Валентин Носкин пригласил меня в свою квартиру на Каменноостровском. Там стены, увешанные картинами и графикой, излучали цвет, эмоции, погружали в драматическую игру, тормошили душу… И сам хозяин выглядел, как смесь Дягилева и Шаляпина, в шелковом черном костюме и богемном галстуке ручной раскраски. В коллекции братьев — работы Михнова-Войтенко, Духовлинова, Гаврильчика, Устюгова, Овчинникова, Гели Писаревой, Елены Фигуриной и многих других художников.

 

Валентин Алексеевич Носкин

 

И. Д. Валентин Алексеевич, как давно вы собираете коллекцию? И когда смогли уже назвать себя коллекционером, осознали, что это не просто хобби?

 

В. Н. У знаменитого коллекционера Чудновского спрашивали, когда он пришел к мысли, что нужно собирать коллекцию. Он отвечал: «Я никогда не думал, что это сделаю, но как только умер Сталин, я купил первую работу». Для нас момент, «когда умер Сталин», наступил, когда появились реальные ресурсы, чтобы приобретать понравившиеся работы. Мы были людьми периферийными, жили в Гатчине. Для того, чтобы начать собирать коллекцию, пришлось перебраться в Петербург.

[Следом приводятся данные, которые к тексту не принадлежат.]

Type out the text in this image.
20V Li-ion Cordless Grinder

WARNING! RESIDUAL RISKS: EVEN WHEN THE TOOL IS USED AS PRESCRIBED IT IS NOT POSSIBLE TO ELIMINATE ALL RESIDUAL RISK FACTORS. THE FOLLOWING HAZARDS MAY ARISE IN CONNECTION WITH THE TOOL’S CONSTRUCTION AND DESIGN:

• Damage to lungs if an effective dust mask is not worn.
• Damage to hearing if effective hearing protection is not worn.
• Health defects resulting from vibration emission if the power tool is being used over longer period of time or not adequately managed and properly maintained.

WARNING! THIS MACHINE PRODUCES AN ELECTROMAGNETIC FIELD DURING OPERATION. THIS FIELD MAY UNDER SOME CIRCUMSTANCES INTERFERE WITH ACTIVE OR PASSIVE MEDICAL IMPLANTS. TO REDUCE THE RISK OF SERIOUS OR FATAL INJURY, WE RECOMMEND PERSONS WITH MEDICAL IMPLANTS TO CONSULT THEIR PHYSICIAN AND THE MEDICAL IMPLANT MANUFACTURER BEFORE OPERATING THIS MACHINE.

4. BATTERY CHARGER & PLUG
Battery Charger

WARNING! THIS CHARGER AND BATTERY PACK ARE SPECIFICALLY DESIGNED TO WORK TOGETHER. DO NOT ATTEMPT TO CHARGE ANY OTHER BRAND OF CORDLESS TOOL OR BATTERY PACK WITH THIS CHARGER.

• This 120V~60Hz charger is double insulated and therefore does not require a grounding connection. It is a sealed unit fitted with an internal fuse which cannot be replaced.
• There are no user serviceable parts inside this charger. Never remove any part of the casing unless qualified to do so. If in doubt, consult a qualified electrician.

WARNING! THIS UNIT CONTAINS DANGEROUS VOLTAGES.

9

Вообще вопрос собирательства — это вопрос темпов. Сначала был медленный темп, потом он ускорился. В конце 90-х годов темп жизни был просто дикий. Появилось много надежд, мы радовались демократическим преобразованиям… Существенно наша коллекция стала пополняться с 2000 года. Мы развивались по мере того, как сращивалась наука и искусство

 

И. Д. Вы пишете картины?

 

В. Н. Когда-то я учился в художественной школе в Одессе, в которой Кандинский раньше преподавал. Правда, мы ничего такого не знали. Я думаю, и преподаватели не знали, кто такой Кандинский. Наш директор рисовал Ленина на огромном панно, разлинованном на квадратики. Каждый день рисовал по квадратику и показывал нам, как работают «настоящие художники». Это было ужасно…

 

И. Д. Вы принадлежите к поколению физиков-лириков. В шестидесятые возникла плеяда людей, которые занимались научными и инженерными профессиями, но при этом ходили на выставки андеграунда, следили за поэзией…

 

В. Н. Мы — не шестидесятники, мы пятидесятники. Я окончил Одесский политехнический институт, затем работал в Институте полупроводников АН СССР и в институте ядерной физики РАН. Мы включились в художественную жизнь еще студентами. Особенно сильно на меня повлияло знакомство с Абрамом Федоровичем Чудновским. Он нас втянул в среду художников. Я обожаю Заславского, он не только прекрасный художник, но еще и публицист, журналист. Первую свою картину я приобрел у него, она называлась «Марсово поле».

 

 

И. Д. У вашей коллекции есть границы?

 

В. Н. Мы собираем исключительно Петербург и Ленинград, начиная со второй половины ХХ века. У нас нет только «митьков» и концептуалистов. Академисты — есть, Тюленев тот же, но тут он выступает скорее как авангардист. Есть и гиперреалист Ухналев. На мой взгляд, это не самое существенное. Вот, например, «Венеция» Гели Писаревой — это что?.. Мне кажется, хватит трепаться на тему, какое искусство лучше: абстрактное, реалистическое, академическое. Которое хорошее, то и наилучшее.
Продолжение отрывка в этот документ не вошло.